Evet… Bazen asabileşmek gerekir… Belki de çoğu zaman… Ancak hayat hep öyle devam etmez.
İnsan kimi zaman munis, müşfik, mutedil veya mülayim bir ruha sahip olur… Çok da takdir edilir böyle insanlar… Şahsiyetini ve nefsini talim ve terbiyeden teziktirmemiş, ilim ve irfan ışığıyla aydınlatmış, yüksek ahlâk, erdem, vicdan, iz’an ve basiret sahipleri için güzel sıfatlar vardır… İslâm’dan aldığı ilhamla iman dolu göğsündeki yüreği mangal gibi, zihni ve akli melekelerini yerinde yeterince, zamanında ve tesirli biçimde kullanan, Türk töresinin verdiği ruhla yetişmiş civanmerd Türk yiğitleri vardır benim ülkemde…
Bu sıfatları hâiz şahsiyetler az değildir ama daha çok olması bekleniyor…
.
Yukarıda kısaca ifade ettiğimiz değerler üzerine yumuşak, beli bükük, omurgasız, düşük ses tonuyla “Aman bir tatsızlık olmasın da efendim…” diyerek tepkisiz ve mücadele ruhunu kaybetmiş pespâyelere karşı kaşlarını çatmak, asabileşmek, hırslanmak, yumruğunu sıkıp dişlerini gıcırdatmak velhasıl haddini aşanlara haddini en temiz usullerle bildirmek gerekir.

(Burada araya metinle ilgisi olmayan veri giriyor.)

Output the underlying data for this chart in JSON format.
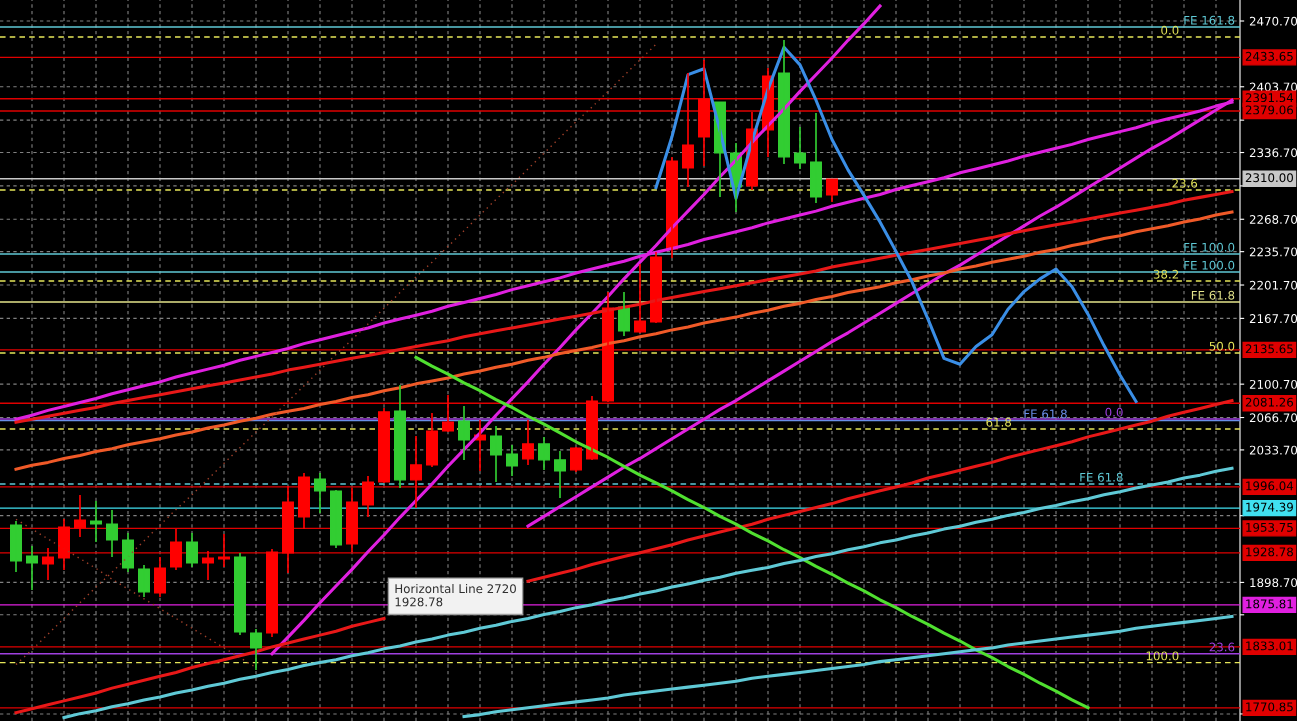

Türkiye Cumhuriyeti devletinin menfaatlerine ve değerlerine karşı düşmanca tutum ve davranışlar söz konusu olduğunda munis, müşfik, mutedil ve mülayim bir ruha sahip olmak yok olmak demektir.
Çiçek ve gül güzeldir ama düşman sana saldırırken elinde bir buket çiçekle, bir dal gül ile sosyete çocuğu gibi karşısına çıkmak sadece aptallık olur… Çünkü karşındaki senin yavuklun değil, sevgilin, nişanlın hiç değil… İkisi de değilse kim olabileceğini ve ne yapacağını da kestiremiyorsan en iyi ihtimalle o buket çiçeği sapıyla ya da gülü de dikenleriyle birlikte yersin…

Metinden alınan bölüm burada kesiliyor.